The 20 workers laid off last week, including several managers, are from three different departments within the central administration, according to Touborg.
Seventeen of the 20 positions eliminated come from the University’s Financial Administration Department (FAD).
Ann E. Berman, Harvard’s chief financial officer and vice president for FAD, sent a letter to all FAD employees last Wednesday telling them that most of the other positions slated for termination in the upcoming months will be from departments other than FAD.
“We expect that in the March-April time frame, employees in other areas of central administration will be notified of position eliminations,” she wrote in the letter.

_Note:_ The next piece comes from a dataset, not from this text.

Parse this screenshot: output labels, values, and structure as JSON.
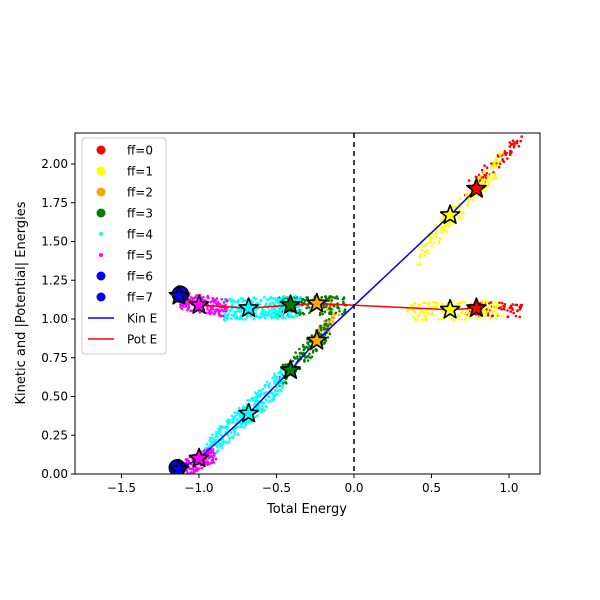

Touborg said that some laid-off employees will be able to find new jobs within the University.
“It is doubtful that all those people will be left without jobs at Harvard,” she said. “We expect that some of them will be hired in other departments here.”
According to Touborg, professional career counselors will assist laid-off workers in seeking new employment, both within and outside Harvard.
Two of the laid-off workers are members of the Harvard Union of Clerical and Technical Workers (HUCTW) and will be receiving severance packages that exceed the minimum thresholds set by the union’s contract, according to Adrienne Landau, president of HUCTW.
“Our standard severance package is very fair and the severance package given to the workers laid off will be very generous,” Landau said yesterday.
Landau said that two other HUCTW employees have been offered “optional lay off,” meaning that they have the chance to voluntarily leave their jobs in exchange for a severance package.
“They’re each evaluating each of their individual situations before volunteering,” Landau said.
Non-unionized workers will also be receiving enhanced severance packages, according to Touborg.